A tendência para interpretar regularidades e atribuir-lhes significado está amplamente documentada na psicologia cognitiva. Isto leva-nos a enxergar padrões até mesmo onde não existem, como ver rostos em objetos inanimados – um fenómeno conhecido como pareidolia. Tal propensão, essencial para a sobrevivência da espécie, ajudou os nossos antepassados a identificar perigos e oportunidades ambientais. Num mundo onde a vida dependia da correta interpretação dos estímulos ao seu redor, aqueles remotos pais da nossa espécie desenvolveram a tendência para atribuir causalidade a forças ocultas, levando-os a imaginar entidades espirituais. Como sugere Pascal Boyer (2001), a religião pode ter emergido como consequência dos mecanismos cognitivos voltados para a sobrevivência.
Além do conforto psicológico individual, a religião desempenhou um papel crucial na organização social. Robert Bellah (2011) descreve como as práticas religiosas evoluíram de formas tribais rudimentares para sistemas mais estruturados, à medida que as sociedades se tornaram mais complexas. Nos primeiros agrupamentos humanos, códigos religiosos manifestavam-se em tabus alimentares, ritos de iniciação e regras sobre alianças matrimoniais, promovendo a coesão interna. Em civilizações como o Egito antigo e a Mesopotâmia, a religião foi institucionalizada, e os seus princípios codificados em leis — como o Código de Hamurabi —, que regulavam a moralidade e reforçavam a estabilidade social.
A religião também funcionou como um elemento básico para a cooperação nas grandes sociedades. Joseph Henrich (2020),antropólogo e professor na Universidade de Harvard, postula que as crenças religiosas ajudaram a moldar normas sociais e fortalecer laços comunitários, incentivando comportamentos altruístas. O temor à punição divina, ou a recompensa na pós-vida pode ter sido um mecanismo efetivo para reforçar comportamentos pró-sociais e evitar a disfunção da ordem coletiva. Com a expansão das sociedades, a fé proporcionou um senso de pertencimento individual, promovendo também estruturas de governança e estabilidade a longo prazo.

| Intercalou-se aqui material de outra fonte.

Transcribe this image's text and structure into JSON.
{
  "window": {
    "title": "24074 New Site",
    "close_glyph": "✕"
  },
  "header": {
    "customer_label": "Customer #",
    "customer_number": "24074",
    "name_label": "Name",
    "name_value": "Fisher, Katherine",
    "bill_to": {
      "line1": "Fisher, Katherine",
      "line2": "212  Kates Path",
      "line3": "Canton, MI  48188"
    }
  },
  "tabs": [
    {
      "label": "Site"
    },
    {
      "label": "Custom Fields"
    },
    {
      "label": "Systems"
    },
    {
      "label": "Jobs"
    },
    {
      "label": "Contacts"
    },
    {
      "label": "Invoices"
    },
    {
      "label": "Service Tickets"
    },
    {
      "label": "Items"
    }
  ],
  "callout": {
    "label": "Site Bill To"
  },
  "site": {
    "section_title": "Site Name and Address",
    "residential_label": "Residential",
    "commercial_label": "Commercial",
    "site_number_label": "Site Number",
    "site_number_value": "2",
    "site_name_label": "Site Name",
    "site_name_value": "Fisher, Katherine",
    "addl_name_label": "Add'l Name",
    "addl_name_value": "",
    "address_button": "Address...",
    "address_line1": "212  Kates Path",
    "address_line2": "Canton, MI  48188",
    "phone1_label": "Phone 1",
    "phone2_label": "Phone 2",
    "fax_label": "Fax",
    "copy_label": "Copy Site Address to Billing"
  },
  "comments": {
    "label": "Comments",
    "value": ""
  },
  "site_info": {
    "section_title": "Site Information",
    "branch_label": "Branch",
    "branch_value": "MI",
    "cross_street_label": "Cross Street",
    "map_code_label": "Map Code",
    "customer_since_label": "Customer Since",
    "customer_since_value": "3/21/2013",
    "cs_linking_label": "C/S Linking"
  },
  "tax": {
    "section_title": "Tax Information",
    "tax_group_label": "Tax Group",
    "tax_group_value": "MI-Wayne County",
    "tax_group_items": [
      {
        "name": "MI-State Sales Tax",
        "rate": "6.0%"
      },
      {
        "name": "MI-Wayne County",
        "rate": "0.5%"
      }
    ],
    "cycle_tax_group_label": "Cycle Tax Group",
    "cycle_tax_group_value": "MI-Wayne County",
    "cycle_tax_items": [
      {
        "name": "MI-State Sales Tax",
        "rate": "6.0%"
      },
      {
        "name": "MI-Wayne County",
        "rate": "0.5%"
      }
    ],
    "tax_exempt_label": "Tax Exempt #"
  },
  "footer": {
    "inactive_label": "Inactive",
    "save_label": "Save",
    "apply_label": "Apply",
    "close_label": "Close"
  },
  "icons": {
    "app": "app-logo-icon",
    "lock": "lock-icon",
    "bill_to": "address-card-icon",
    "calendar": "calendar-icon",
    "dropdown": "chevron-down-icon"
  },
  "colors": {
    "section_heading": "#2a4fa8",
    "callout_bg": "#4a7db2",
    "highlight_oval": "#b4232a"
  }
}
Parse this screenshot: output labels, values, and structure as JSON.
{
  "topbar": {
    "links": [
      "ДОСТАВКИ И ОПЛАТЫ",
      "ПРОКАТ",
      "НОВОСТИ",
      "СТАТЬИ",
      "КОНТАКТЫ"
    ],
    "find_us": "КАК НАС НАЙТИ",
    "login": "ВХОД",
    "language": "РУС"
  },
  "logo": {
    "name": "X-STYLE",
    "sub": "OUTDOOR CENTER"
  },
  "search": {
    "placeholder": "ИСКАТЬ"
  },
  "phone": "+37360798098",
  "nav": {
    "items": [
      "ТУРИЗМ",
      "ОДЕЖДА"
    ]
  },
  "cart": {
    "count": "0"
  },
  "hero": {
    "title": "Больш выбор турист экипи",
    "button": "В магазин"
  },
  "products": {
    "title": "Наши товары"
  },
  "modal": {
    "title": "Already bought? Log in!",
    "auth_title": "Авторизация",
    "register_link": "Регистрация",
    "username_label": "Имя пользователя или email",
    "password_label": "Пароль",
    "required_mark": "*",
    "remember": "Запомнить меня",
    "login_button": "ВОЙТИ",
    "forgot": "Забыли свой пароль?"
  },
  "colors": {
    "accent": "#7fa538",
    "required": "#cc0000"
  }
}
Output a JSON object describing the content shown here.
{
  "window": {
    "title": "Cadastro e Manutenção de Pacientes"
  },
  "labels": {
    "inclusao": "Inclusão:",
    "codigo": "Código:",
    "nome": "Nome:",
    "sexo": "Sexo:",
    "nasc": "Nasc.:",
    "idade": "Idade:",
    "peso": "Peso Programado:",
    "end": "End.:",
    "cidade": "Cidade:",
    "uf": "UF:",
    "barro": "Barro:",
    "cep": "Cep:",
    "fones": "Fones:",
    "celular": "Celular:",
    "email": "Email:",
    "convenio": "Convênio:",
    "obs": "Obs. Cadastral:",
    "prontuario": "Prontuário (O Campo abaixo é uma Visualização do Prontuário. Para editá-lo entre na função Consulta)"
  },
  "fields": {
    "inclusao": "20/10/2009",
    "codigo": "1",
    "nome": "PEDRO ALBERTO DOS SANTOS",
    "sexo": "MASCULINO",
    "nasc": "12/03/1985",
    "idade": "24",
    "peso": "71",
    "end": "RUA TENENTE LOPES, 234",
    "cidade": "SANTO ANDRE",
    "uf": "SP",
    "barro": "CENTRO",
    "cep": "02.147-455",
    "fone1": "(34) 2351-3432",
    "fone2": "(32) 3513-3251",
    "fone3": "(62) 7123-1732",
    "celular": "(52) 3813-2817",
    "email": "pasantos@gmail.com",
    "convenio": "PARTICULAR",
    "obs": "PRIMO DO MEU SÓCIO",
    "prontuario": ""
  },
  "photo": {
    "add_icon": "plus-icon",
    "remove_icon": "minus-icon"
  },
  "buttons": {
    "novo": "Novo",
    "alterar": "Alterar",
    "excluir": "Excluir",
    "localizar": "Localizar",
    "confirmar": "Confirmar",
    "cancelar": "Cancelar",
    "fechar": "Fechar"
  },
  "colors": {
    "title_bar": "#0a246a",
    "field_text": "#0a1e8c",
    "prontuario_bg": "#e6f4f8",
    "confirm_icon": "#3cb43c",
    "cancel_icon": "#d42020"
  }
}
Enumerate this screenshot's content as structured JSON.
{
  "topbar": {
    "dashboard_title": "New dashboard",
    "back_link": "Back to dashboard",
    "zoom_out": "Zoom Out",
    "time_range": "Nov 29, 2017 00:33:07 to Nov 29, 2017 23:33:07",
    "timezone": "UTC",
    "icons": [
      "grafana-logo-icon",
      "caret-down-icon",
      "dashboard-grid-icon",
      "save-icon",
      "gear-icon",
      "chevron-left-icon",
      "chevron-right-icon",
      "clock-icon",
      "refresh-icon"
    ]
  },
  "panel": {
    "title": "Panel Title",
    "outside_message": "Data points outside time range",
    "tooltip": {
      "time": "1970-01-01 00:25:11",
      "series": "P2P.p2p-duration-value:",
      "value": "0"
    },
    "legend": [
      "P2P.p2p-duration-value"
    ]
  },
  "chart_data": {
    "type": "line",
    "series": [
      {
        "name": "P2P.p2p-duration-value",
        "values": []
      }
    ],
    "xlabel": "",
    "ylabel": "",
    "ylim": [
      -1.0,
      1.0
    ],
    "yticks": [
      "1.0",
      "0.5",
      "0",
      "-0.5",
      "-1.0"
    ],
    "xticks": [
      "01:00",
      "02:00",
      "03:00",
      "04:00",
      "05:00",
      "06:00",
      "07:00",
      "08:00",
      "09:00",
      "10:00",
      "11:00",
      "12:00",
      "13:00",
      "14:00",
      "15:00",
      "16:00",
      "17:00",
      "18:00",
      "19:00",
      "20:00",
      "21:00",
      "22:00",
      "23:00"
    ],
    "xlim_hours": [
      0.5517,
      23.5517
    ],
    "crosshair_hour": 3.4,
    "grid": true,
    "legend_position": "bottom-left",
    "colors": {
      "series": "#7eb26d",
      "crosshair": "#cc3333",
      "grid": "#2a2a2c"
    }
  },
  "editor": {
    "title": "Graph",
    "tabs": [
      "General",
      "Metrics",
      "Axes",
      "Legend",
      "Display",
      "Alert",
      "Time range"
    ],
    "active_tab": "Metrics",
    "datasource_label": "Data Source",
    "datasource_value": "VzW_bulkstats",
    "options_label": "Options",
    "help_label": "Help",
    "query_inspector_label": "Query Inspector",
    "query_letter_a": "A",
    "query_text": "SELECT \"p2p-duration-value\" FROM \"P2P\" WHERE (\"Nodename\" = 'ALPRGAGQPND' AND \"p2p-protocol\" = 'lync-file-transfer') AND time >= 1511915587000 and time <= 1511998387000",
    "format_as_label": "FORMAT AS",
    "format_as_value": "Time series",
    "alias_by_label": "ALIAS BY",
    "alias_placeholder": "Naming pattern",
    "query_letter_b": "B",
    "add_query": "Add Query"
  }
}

Após a emergência do Cristianismo, nos primeiros séculos os seus seguidores eram torturados num espetáculo horripilante destinado a desencorajar as conversões. Apesar daquelas perseguições brutais sob o domínio romano, os cristãos mantiveram as suas crenças, com a convicção de que o martírio lhes garantia a vida eterna. Esta crença, em vez de desencorajar conversões, fortaleceu a identidade do grupo e contribuiu para a difusão da nova fé, que se tornaria dominante, eventualmente, no império romano. Estes factos históricos ilustram como a religião pode moldar a resiliência social.
Desde as crenças animistas dos caçadores-coletores até às religiões monoteístas contemporâneas, a fé tem sido um elemento estruturante na experiência humana. A sua refutação enquanto fenómeno puramente genético não diminui a relevância histórica. Ao contrário, evidencia a complexa interação entre cognição, coesão social e evolução cultural. A religião, sob as suas múltiplas formas, tem sido um pilar para a organização das sociedades, fornecendo conforto, estabilidade moral e um sentido de propósito num mundo incerto.

Referências:
Atran, S. (2002). In gods we trust: The evolutionary landscape of religion. Oxford University Press.
Barrett, J. L. (2004). Why would anyone believe in God? Alta Mira Press.
Bellah, R. N. (2011). Religion in human evolution: From the Paleolithic to the Axial Age. Harvard University Press.
Boyer, P. (2001). Religion explained: The evolutionary origins of religious thought. Basic Books.
Hamer, D. (2004). The God gene: How faith is hardwired into our genes. Doubleday.
Henrich, J. (2020). The weirdest people in the world: How the West became psychologically peculiar and particularly prosperous. Farrar, Straus and Giroux.